Dans leur majorité écrasante, ces Maghrébins poursuivent leurs études supérieures à l’étranger (en Europe, aux Etats-Unis, au Canada...) Au terme de leurs études, ils reviennent le diplôme dans la poche et une épouse aux bras. « Bien avant d’épouser ma femme, disent certains, j’avais déjà épousé sa culture ». Il est vrai que la plupart de ces jeunes gens ne sont pas concernés par les émois de la quête culturelle. Seul le jeu de l’amour, et du hasard, les a mis en situation d’appartenir au groupe des adeptes du mariage mixte. Ils savent que la mixité n’est pas uniquement sexuelle, mais aussi religieuse, culturelle, raciale et sociale. Dans certains cas et surtout chez les ouvriers immigrés, le mariage devient un moyen rapide pour obtenir la naturalisation.
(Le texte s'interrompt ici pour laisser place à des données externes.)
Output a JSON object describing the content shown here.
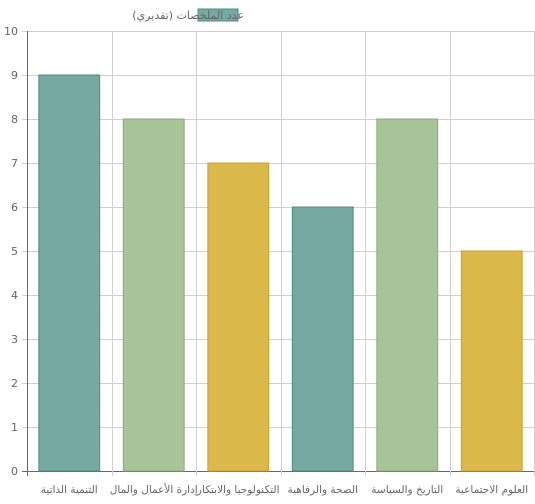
{
  "chart_data": {
    "type": "bar",
    "categories": [
      "التنمية الذاتية",
      "إدارة الأعمال والمال",
      "التكنولوجيا والابتكار",
      "الصحة والرفاهية",
      "التاريخ والسياسة",
      "العلوم الاجتماعية"
    ],
    "series": [
      {
        "name": "عدد الملخصات (تقديري)",
        "values": [
          9,
          8,
          7,
          6,
          8,
          5
        ]
      }
    ],
    "bar_colors": [
      "#75a9a1",
      "#a6c497",
      "#dbb84a",
      "#75a9a1",
      "#a6c497",
      "#dbb84a"
    ],
    "bar_borders": [
      "#4f8a82",
      "#8aab7b",
      "#c9a030",
      "#4f8a82",
      "#8aab7b",
      "#c9a030"
    ],
    "legend_color": "#75a9a1",
    "legend_position": "top",
    "yticks": [
      0,
      1,
      2,
      3,
      4,
      5,
      6,
      7,
      8,
      9,
      10
    ],
    "ylim": [
      0,
      10
    ],
    "grid": true
  }
}
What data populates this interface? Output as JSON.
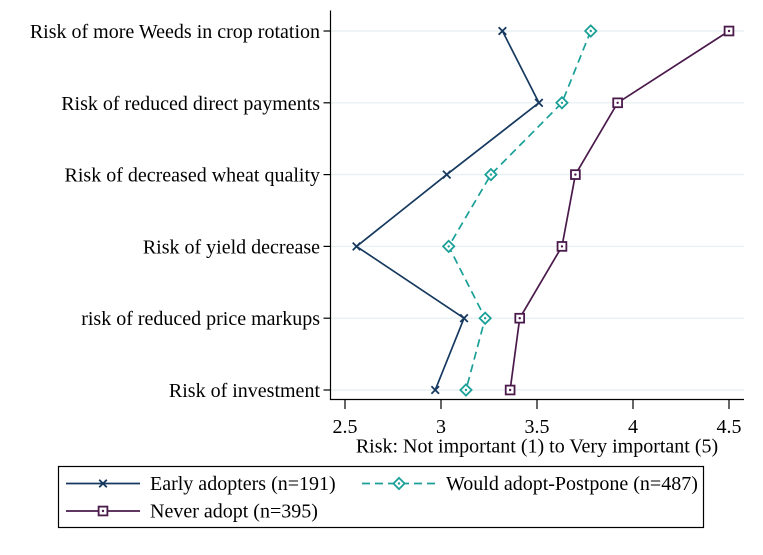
{
  "chart_data": {
    "type": "line",
    "orientation": "horizontal-categories",
    "xlabel": "Risk: Not important (1) to Very important (5)",
    "categories": [
      "Risk of more Weeds in crop rotation",
      "Risk of reduced direct payments",
      "Risk of decreased wheat quality",
      "Risk of yield decrease",
      "risk of reduced price markups",
      "Risk of investment"
    ],
    "series": [
      {
        "name": "Early adopters (n=191)",
        "color": "#16395f",
        "line": "solid",
        "marker": "x",
        "values": [
          3.32,
          3.51,
          3.03,
          2.56,
          3.12,
          2.97
        ]
      },
      {
        "name": "Would adopt-Postpone (n=487)",
        "color": "#1aa098",
        "line": "dashed",
        "marker": "diamond",
        "values": [
          3.78,
          3.63,
          3.26,
          3.04,
          3.23,
          3.13
        ]
      },
      {
        "name": "Never adopt (n=395)",
        "color": "#4a1a4b",
        "line": "solid",
        "marker": "square",
        "values": [
          4.5,
          3.92,
          3.7,
          3.63,
          3.41,
          3.36
        ]
      }
    ],
    "xticks": {
      "values": [
        2.5,
        3,
        3.5,
        4,
        4.5
      ],
      "labels": [
        "2.5",
        "3",
        "3.5",
        "4",
        "4.5"
      ]
    },
    "xlim": [
      2.42,
      4.58
    ],
    "grid": true,
    "legend_position": "bottom",
    "colors": {
      "grid": "#e8f0f2",
      "axis": "#000000",
      "text": "#000000",
      "background": "#ffffff"
    }
  }
}
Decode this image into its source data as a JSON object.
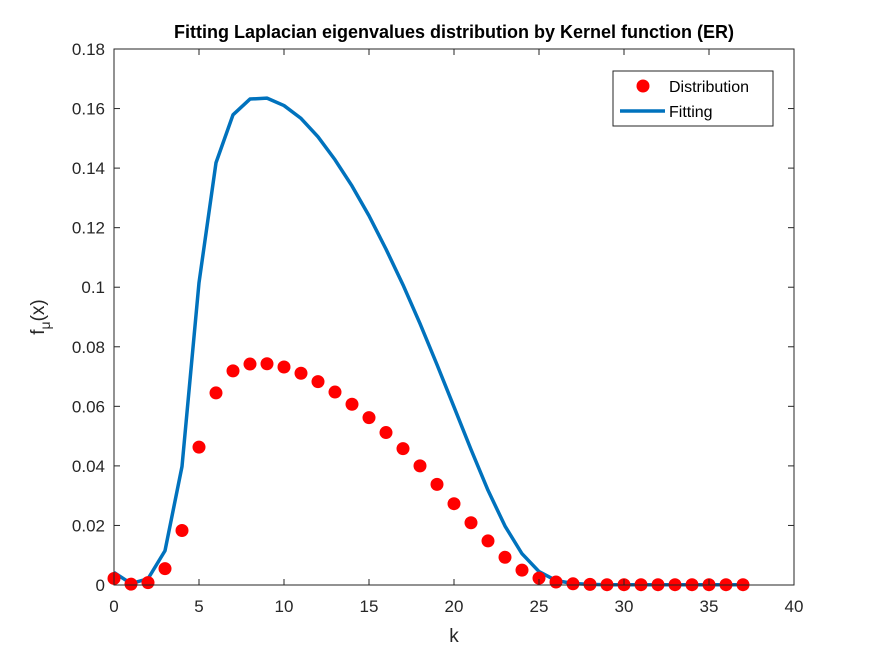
{
  "chart_data": {
    "type": "line",
    "title": "Fitting Laplacian eigenvalues distribution by Kernel function (ER)",
    "xlabel": "k",
    "ylabel": {
      "main": "f",
      "subscript": "μ",
      "suffix": "(x)"
    },
    "xlim": [
      0,
      40
    ],
    "ylim": [
      0,
      0.18
    ],
    "xticks": [
      0,
      5,
      10,
      15,
      20,
      25,
      30,
      35,
      40
    ],
    "yticks": [
      0,
      0.02,
      0.04,
      0.06,
      0.08,
      0.1,
      0.12,
      0.14,
      0.16,
      0.18
    ],
    "xtick_labels": [
      "0",
      "5",
      "10",
      "15",
      "20",
      "25",
      "30",
      "35",
      "40"
    ],
    "ytick_labels": [
      "0",
      "0.02",
      "0.04",
      "0.06",
      "0.08",
      "0.1",
      "0.12",
      "0.14",
      "0.16",
      "0.18"
    ],
    "grid": false,
    "legend_position": "top-right",
    "colors": {
      "distribution": "#ff0000",
      "fitting": "#0072bd",
      "axes": "#262626"
    },
    "series": [
      {
        "name": "Distribution",
        "type": "scatter",
        "x": [
          0,
          1,
          2,
          3,
          4,
          5,
          6,
          7,
          8,
          9,
          10,
          11,
          12,
          13,
          14,
          15,
          16,
          17,
          18,
          19,
          20,
          21,
          22,
          23,
          24,
          25,
          26,
          27,
          28,
          29,
          30,
          31,
          32,
          33,
          34,
          35,
          36,
          37
        ],
        "y": [
          0.0022,
          0.0003,
          0.0008,
          0.0055,
          0.0183,
          0.0463,
          0.0645,
          0.0719,
          0.0742,
          0.0743,
          0.0732,
          0.0711,
          0.0683,
          0.0648,
          0.0607,
          0.0562,
          0.0512,
          0.0458,
          0.04,
          0.0338,
          0.0273,
          0.0209,
          0.0148,
          0.0093,
          0.005,
          0.0023,
          0.001,
          0.0004,
          0.0002,
          0.0001,
          0.0001,
          0.0001,
          0.0001,
          0.0001,
          0.0001,
          0.0001,
          0.0001,
          0.0001
        ]
      },
      {
        "name": "Fitting",
        "type": "line",
        "x": [
          0,
          1,
          2,
          3,
          4,
          5,
          6,
          7,
          8,
          9,
          10,
          11,
          12,
          13,
          14,
          15,
          16,
          17,
          18,
          19,
          20,
          21,
          22,
          23,
          24,
          25,
          26,
          27,
          28,
          29,
          30,
          31,
          32,
          33,
          34,
          35,
          36,
          37
        ],
        "y": [
          0.0042,
          0.0005,
          0.0021,
          0.0115,
          0.0398,
          0.1015,
          0.1418,
          0.1579,
          0.1632,
          0.1635,
          0.161,
          0.1567,
          0.1505,
          0.1428,
          0.134,
          0.124,
          0.1128,
          0.1008,
          0.0878,
          0.074,
          0.0598,
          0.0455,
          0.0318,
          0.0198,
          0.0105,
          0.0045,
          0.0015,
          0.0005,
          0.0002,
          0.0001,
          0.0001,
          0.0001,
          0.0001,
          0.0001,
          0.0001,
          0.0001,
          0.0001,
          0.0001
        ]
      }
    ]
  }
}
Certains pensent que le mariage mixte donne très souvent une union parfaite, que les couples « mixtes » vivent leurs différences comme une source d’enrichissement mutuel et réussissent à établir une relation équilibrée et durable. « Ma petite fille, dit l’un, est ravie... Elle bénéficie des fêtes de nos deux pays. En fait, notre vie de couple est un formidable bricolage qui exige curiosité et respect pour la culture de l’autre. Une seule chose nous sépare : nos enfants n’ont pas les mêmes parfums ». Sacrifice

Le mariage mixte ne serait viable que si l’un des conjoints accepte de se fondre dans la culture de l’autre et de faire le sacrifice de son identité. Dans certaines familles maghrébines, le couple mixte est parfois mal accepté. Le barrage de la religion est le plus difficile à franchir. Quelques difficultés surgissent aussi après le mariage : le choix du prénom de l’enfant, sa religion, son éducation, la cuisine, comment communiquer avec la belle famille qui ne parle que l’arabe ou le berbère etc. Le mariage mixte engendre très souvent des situations difficiles, et parfois même des séparations et des divorces. Aussi, les divorces chez les couples mixtes sont-ils aussi nombreux que chez les couples « homogènes ». Le choc des cultures est parfois trop brutal. Certaines familles maghrébines n’accueillent pas à bras ouverts cette belle fille venue d’ailleurs, qui ne parle pas leur langue, qui ne peut pas partager leur joie pendant les fêtes religieuses (le Ramadan, le Mouloud, l’Aïd El Kébir, Achoura...), qui refuse de porter le costume traditionnel (le caftan, la djellabah, les babouches...). Pendant les réunions familiales et les cérémonies, elles se sentent observées, dévisagées, parfois désahbillées du regard. Les différences culturelles et religieuses s’avèrent à la base de ces conflits et de ces désaccords. D’après un sociologue, les différences entre les partenaires dans le couple « mixte » sont plus « l’expression des différences entre les groupes qu’entre les individus ». D’autre part, nous constatons qu’actuellement, un nombre appréciable de jeunes filles maghrébines choisissent de se marier avec un conjoint étranger, mais aisé, profitant des possibilités matérielles pour mener une vie confortable et heureuse en faisant profiter toute sa famille. Certaines réussissent, mais difficilement, à faire embrasser à leur mari la religion musulmane. Le lourd silence qui pesait sur cette question a disparu. Un sociologue a dit : « Toute une complexité des différences a fait jour à travers la subjectivité de chaque partenaire, modelé elle-même par son niveau social d’éducation et aussi par la nature du rapport qui le lie plus ou moins fortement à son groupe et à celui de son partenaire. Aujourd’hui, les occasions de rencontre entre Marocaines et étrangers ne manquent pas, aussi bien à l’extérieur qu’à l’intérieur du pays.